Infectious challenge of the human nasal mucosa elicits immune responses that determine the fate of the host-bacterial interaction; leading either to clearance, colonisation and/or disease. Persistent antigenic exposure from pneumococcal colonisation can induce both humoral and cellular defences that are protective against carriage and disease. We challenged healthy adults intra-nasally with live 23F or 6B Streptococcus pneumoniae in two sequential cohorts and collected nasal wash, bronchoalveolar lavage (BAL) and blood before and 6 weeks after challenge. We hypothesised that both cohorts would successfully become colonised but this did not occur except for one volunteer. The effect of bacterial challenge without colonisation in healthy adults has not been previously assessed.

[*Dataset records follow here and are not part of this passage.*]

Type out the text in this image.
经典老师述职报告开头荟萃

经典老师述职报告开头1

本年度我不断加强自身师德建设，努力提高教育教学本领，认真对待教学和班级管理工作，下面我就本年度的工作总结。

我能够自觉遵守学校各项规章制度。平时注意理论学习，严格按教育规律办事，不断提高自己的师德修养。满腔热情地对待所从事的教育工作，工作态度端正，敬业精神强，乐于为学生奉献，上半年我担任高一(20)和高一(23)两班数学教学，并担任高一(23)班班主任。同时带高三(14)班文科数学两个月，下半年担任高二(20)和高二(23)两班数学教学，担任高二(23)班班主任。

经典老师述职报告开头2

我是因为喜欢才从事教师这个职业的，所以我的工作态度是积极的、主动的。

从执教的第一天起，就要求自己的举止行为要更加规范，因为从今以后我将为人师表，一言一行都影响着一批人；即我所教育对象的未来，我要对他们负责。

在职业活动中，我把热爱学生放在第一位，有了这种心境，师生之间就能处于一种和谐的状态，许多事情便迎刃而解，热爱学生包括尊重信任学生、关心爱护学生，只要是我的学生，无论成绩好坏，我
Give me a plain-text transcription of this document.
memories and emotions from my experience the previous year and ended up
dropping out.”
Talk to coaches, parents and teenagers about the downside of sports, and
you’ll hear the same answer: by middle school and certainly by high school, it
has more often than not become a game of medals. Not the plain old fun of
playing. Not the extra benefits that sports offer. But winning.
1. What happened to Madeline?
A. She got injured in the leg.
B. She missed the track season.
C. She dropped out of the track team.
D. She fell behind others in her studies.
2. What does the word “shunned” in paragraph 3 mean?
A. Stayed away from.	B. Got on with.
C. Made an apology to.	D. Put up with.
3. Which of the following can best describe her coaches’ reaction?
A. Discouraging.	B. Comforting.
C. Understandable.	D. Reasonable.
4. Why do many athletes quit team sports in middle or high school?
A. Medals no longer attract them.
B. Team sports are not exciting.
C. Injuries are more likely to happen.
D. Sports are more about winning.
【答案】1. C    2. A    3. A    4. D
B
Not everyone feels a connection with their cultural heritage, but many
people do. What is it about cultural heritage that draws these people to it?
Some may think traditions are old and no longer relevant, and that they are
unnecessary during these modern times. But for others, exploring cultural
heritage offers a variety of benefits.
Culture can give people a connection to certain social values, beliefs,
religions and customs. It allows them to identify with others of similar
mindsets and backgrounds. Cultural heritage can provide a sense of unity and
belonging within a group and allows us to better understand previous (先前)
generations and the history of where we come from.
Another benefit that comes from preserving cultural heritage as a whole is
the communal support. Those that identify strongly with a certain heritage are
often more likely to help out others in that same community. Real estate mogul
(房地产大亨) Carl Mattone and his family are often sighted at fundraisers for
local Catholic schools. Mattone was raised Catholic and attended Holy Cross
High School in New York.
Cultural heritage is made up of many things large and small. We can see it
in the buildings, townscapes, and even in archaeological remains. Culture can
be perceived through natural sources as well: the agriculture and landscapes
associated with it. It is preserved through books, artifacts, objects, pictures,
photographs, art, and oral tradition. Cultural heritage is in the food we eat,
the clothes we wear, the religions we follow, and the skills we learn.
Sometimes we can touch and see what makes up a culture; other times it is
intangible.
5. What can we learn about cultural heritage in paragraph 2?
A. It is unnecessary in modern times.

We measured the antigen-specific humoral and cellular immune responses in challenged but not colonised volunteers by ELISA and Flow Cytometry. Antigen-specific responses were seen in each compartment both before and after bacterial challenge for both cohorts. Antigen-specific IgG and IgA levels were significantly elevated in nasal wash 6 weeks after challenge compared to baseline. Immunoglobulin responses to pneumococci were directed towards various protein targets but not capsular polysaccharide. 23F but not 6B challenge elevated IgG anti-PspA in BAL. Serum immunoglobulins did not increase in response to challenge. In neither challenge cohort was there any alteration in the frequencies of TNF, IL-17 or IFNγ producing CD4 T cells before or after challenge in BAL or blood. We show that simple, low dose mucosal exposure with pneumococci may immunise mucosal surfaces by augmenting anti-protein immunoglobulin responses; but not capsular or cellular responses. We hypothesise that mucosal exposure alone may not replicate the systemic immunising effect of experimental or natural carriage in humans.